他にも、4000名近くの「パッション」を持った事業主たちが、SNSのみを集客経路として、様々なジャンルで収益をあげています。国内でもこれらのトレンドを感じるようになったのですが、その兆しとして次の2点を挙げたいと思います。

マッチングの構造変化

スマホとSNSの普及により、個人による発信は日々増加しています。Twitter, Instagram, YouTube, TikTokなど発信媒体がどんどん増え、表現方法もより多様になっています。

検索エンジンはキーワードが明確な場合は適しています。一方、自分の知らないキーワードはそもそも検索しようがないので出会えません。SNSで増え続ける個人の情報は「新たな興味関心の気付き」を与えてくれるという点で新たな流入の扉を開いたと言えます。

サービス事業者の集客は、検索だけでなく、SNSも大きな割合を占めるようになりました。

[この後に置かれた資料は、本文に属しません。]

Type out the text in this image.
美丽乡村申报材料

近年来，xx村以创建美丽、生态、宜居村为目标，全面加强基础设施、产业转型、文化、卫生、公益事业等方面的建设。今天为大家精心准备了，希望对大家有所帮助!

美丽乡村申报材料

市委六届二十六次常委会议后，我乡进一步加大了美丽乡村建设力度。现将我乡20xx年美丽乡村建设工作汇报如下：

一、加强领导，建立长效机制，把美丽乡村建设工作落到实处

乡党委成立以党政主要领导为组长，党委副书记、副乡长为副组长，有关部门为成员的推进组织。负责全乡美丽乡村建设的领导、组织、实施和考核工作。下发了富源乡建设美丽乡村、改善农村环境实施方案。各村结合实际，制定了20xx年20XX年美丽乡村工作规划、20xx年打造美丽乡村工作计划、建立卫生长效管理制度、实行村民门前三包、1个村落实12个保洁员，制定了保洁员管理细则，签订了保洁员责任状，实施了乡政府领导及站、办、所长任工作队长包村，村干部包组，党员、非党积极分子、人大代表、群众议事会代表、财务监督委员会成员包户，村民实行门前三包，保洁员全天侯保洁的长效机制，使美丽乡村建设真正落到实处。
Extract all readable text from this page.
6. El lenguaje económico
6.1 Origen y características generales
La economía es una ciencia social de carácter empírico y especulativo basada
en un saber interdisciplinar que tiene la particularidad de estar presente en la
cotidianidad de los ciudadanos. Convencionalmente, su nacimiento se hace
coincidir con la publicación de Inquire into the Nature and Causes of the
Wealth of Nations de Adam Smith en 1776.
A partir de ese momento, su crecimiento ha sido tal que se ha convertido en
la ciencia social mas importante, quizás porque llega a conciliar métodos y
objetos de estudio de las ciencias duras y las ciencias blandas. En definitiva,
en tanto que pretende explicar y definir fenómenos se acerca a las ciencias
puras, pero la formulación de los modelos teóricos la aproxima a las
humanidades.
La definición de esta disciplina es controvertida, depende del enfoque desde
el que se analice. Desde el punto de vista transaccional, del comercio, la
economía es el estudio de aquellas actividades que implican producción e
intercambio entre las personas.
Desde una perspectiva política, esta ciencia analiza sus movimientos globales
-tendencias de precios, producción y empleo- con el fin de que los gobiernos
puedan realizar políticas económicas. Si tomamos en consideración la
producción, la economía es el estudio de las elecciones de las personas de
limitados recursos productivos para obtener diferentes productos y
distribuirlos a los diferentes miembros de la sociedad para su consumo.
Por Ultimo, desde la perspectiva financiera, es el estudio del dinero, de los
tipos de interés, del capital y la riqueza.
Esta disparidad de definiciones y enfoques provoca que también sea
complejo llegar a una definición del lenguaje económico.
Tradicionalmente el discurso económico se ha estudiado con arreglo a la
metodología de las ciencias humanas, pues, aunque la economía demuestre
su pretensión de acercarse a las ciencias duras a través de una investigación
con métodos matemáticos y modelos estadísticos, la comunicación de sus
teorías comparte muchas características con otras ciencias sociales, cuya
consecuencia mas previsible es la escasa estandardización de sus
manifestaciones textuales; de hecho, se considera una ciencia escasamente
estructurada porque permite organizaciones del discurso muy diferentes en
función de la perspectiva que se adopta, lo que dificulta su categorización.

検索経由のトラフィックは膨大で、SNSに完全にリプレイスされるという意味ではありません。流入経路が分散化していくため、事業者は各流入経路をうまく活用しながら、ビジネスを拡大していくことが重要です。

SNSを中心とした興味・関心を軸としたマッチングにおいては、領域はより先鋭化・多様化していきます。「#ハッシュタグ」の存在によって、自分にとって本当に興味のある情報にたどり着きやすくなり、また、写真、動画、音声で、直感的に判断しやすくなりました。

先鋭化し、多様化する未来

個人の興味関心に近い情報にアクセスできるようになれば、予想されるのがマッチングの多様化です。特徴が明確である方が、利用数が多くなる傾向があります。

MOSHでの事例をご紹介しましょう。Venus EIKOさんは「美尻トレーナー」として美尻に特化したトレーニングを提供しています。hidaoさんは「美脚整体師」。予防医学を広めるために美容整体というアプローチを取っています。自分の得意なこと、情熱を持っている領域に特化し、発信・サービス提供を行っています。

個人をエンパワーメントするパッションエコノミーは、少子高齢化や労働力の不足など、多くの課題を抱える日本社会にとって必要な考え方になると確信しています。